Урфон, Шавкат и Алчинбек Назири словно парализованные смотрели на неё.
– Почему вы вошли, не постучав? – спросил наконец Алчинбек, чтобы сказать хоть что-нибудь.
Зульфизар, не отвечая, продолжала собирать рукопись.
– Почему вы ворвались в мой кабинет без стука? – повторил заместитель народного комиссара.
Зульфизар подняла последние листы, выпрямилась, откинула косы. Глаза её горели чёрным пламенем... Ах, как красива, как прекрасна была она в эту напряжённую до предела минуту! Великие чувства – любовь и ненависть, соединившись одновременно в её взгляде, озарили лицо. Невольно все трое мужчин испытали мгновенную зависть к Хамзе.
– Здесь всё написано кровью его сердца, – взмахнула длинными ресницами Зульфизар, – а вы!.. Топтать это ногами?
Она прижала рукопись к груди как самое дорогое, самое ценное из всего того, что когда-либо в своей жизни держала в руках.
– Его пьесы любит молодёжь. – Слёзы застилали глаза Зульфизар, и от этого её глубокий грудной голос звучал ещё выразительнее, ещё более волнующе. – Он создавал наш национальный театр на фронтах гражданской войны под пулями басмачей... Да как же вы можете так издеваться над ним? Как вы смеете прятать его произведения от народа в своих кабинетах? Кто дал вам право скрывать его пьесы от зрителей других городов нашей страны, которые хотят знать, как рождалась Советская власть в Туркестане?
Ни у кого из них – ни у Шавката, ни у Алчинбека, ни у Урфона – никогда в жизни не было такой обаятельной, такой страстной защитницы... Ни за кого из них ни разу в жизни не горели таким жарким, таким верным огнём такие обольстительные, такие сумасшедшей прелести глаза... "Ах, Хамза, проклятый Хамза, – подумал, наверное, в ту минуту каждый из них, – почему же любили и продолжают любить тебя самые красивые, самые прекрасные женщины?"

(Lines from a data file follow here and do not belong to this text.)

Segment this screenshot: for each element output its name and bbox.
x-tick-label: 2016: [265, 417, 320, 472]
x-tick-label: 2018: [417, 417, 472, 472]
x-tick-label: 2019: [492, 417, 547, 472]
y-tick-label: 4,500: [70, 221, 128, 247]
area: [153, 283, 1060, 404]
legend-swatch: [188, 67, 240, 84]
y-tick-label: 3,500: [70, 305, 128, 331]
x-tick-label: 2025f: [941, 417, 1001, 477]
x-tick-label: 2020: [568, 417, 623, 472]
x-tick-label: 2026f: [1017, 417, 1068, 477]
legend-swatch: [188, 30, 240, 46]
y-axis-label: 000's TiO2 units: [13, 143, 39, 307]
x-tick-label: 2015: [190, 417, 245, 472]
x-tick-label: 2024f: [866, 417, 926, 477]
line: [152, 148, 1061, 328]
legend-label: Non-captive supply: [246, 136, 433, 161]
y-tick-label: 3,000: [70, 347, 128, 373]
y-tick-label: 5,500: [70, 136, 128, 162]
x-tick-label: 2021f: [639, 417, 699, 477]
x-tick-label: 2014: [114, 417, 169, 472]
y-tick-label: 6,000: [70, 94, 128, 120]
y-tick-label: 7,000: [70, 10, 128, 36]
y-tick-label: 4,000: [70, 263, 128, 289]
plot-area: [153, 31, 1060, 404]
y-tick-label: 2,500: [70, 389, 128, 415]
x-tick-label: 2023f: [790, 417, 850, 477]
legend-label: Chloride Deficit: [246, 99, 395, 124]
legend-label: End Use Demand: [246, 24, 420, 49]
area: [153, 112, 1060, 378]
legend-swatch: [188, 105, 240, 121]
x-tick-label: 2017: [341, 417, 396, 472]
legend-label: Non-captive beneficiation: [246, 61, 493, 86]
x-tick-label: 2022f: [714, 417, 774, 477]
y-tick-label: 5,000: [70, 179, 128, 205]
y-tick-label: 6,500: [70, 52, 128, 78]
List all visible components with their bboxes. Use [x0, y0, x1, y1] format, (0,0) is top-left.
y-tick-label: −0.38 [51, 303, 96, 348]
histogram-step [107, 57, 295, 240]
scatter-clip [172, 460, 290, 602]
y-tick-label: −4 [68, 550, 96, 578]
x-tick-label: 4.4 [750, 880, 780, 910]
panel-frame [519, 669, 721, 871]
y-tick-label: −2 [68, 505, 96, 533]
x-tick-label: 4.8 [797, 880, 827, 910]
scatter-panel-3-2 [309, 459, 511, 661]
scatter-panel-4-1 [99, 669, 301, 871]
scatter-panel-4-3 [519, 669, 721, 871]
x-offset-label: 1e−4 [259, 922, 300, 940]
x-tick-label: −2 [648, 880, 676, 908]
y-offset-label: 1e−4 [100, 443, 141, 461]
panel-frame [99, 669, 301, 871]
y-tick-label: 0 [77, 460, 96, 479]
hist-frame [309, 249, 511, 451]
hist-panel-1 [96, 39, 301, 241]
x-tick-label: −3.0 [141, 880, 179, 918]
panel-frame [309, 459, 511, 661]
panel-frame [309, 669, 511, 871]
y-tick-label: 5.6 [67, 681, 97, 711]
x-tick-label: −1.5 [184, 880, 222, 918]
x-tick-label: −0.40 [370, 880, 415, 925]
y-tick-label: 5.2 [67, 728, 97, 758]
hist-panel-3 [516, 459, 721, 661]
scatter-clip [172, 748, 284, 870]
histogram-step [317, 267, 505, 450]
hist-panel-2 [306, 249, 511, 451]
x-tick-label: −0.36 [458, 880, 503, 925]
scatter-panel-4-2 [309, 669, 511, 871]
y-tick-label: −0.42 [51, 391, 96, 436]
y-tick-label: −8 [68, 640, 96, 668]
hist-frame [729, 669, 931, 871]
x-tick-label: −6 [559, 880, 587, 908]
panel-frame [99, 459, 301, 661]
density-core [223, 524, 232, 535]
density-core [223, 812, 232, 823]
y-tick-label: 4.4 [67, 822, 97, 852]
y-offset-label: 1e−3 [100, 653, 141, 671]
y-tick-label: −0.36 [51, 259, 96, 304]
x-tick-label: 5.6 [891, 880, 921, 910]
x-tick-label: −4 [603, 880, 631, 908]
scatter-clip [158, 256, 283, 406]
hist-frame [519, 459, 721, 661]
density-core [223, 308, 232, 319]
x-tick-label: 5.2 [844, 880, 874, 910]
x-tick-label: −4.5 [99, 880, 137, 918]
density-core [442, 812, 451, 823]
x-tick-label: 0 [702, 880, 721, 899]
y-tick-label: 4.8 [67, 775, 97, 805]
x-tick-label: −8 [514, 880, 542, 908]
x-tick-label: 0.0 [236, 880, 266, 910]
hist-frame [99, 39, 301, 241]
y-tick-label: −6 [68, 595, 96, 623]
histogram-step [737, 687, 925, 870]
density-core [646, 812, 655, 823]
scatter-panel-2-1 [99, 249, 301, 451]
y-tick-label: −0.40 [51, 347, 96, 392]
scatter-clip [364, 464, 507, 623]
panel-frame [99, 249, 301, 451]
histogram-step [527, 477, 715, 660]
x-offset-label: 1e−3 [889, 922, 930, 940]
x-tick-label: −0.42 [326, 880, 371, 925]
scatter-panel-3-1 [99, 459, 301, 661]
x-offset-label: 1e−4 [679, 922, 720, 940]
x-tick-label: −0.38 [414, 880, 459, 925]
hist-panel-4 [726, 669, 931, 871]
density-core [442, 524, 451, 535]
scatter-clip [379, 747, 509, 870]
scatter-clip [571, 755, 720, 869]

– Не нужно предъявлять нам политических обвинений, – нахмурился товарищ Назири, – никто не виноват в том, что у вашего мужа такой несносный и нетерпимый характер... Он сам уронил свою рукопись на пол и не стал поднимать её. А в советском учреждении нет слуг, которые подбирали бы за посетителями их бумаги.
Алчинбек, привыкший лгать на каждом шагу, каждую минуту, говорил очень убедительно... Эх, смолчать бы Зульфизар сейчас, не давать волю языку. Но разве знает женщина, что скажет она ровно за одну секунду до того, как сделает это?
– Когда-то у нас с вами, – медленно начала Зульфизар, – был общий хозяин, Алчинбек... Когда-то мы с вами жили в одном доме...
Заместитель народного комиссара поднял голову:
– На что вы намекаете?
– И в том доме вы не давали ни одной бумажке упасть со стола вашего хозяина Садыкджана-байваччи. А если она и падала, вы зубами поднимали её с пола.
– Прекратите ваши гнусные инсинуации! Я прикажу вывести вас отсюда!
– Если вы, Алчинбек, будете и дальше издеваться над Хамзой, я смогу многое рассказать о вашем настоящем участии в делах Садыкджана. А старшие его жёны, которые ещё живы, подтвердят мои слова. И это будет, наверное, совсем не то, что пишете вы в своих анкетах.
Товарищ Назири вскочил из-за стола. Воистину ужасным был сегодняшний день.
– Вы уволены из театра!
– В театре есть главный режиссёр!
– И ваш Хамза тоже уволен! С сегодняшнего дня ваш театр закрыт, как гнездо интриг, антисоветских слухов и склок, как источник клеветы на узбекский народ! Можете выступать на базаре, куда вас всё время так тянет!.. Будем создавать настоящий театр, а не сборище бывших кизикчи и проституток, которым руководит самовлюблённый и полоумный дилетант, умеющий ставить только свои пьесы!
– Берегись, Алчинбек! – сказала Зульфизар, выходя из комнаты. – Если хоть один волос упадёт с головы Хамзы, я расскажу всё. Я женщина! И буду мстить за всех сразу – за Зубейду, за Шахзоду и за себя!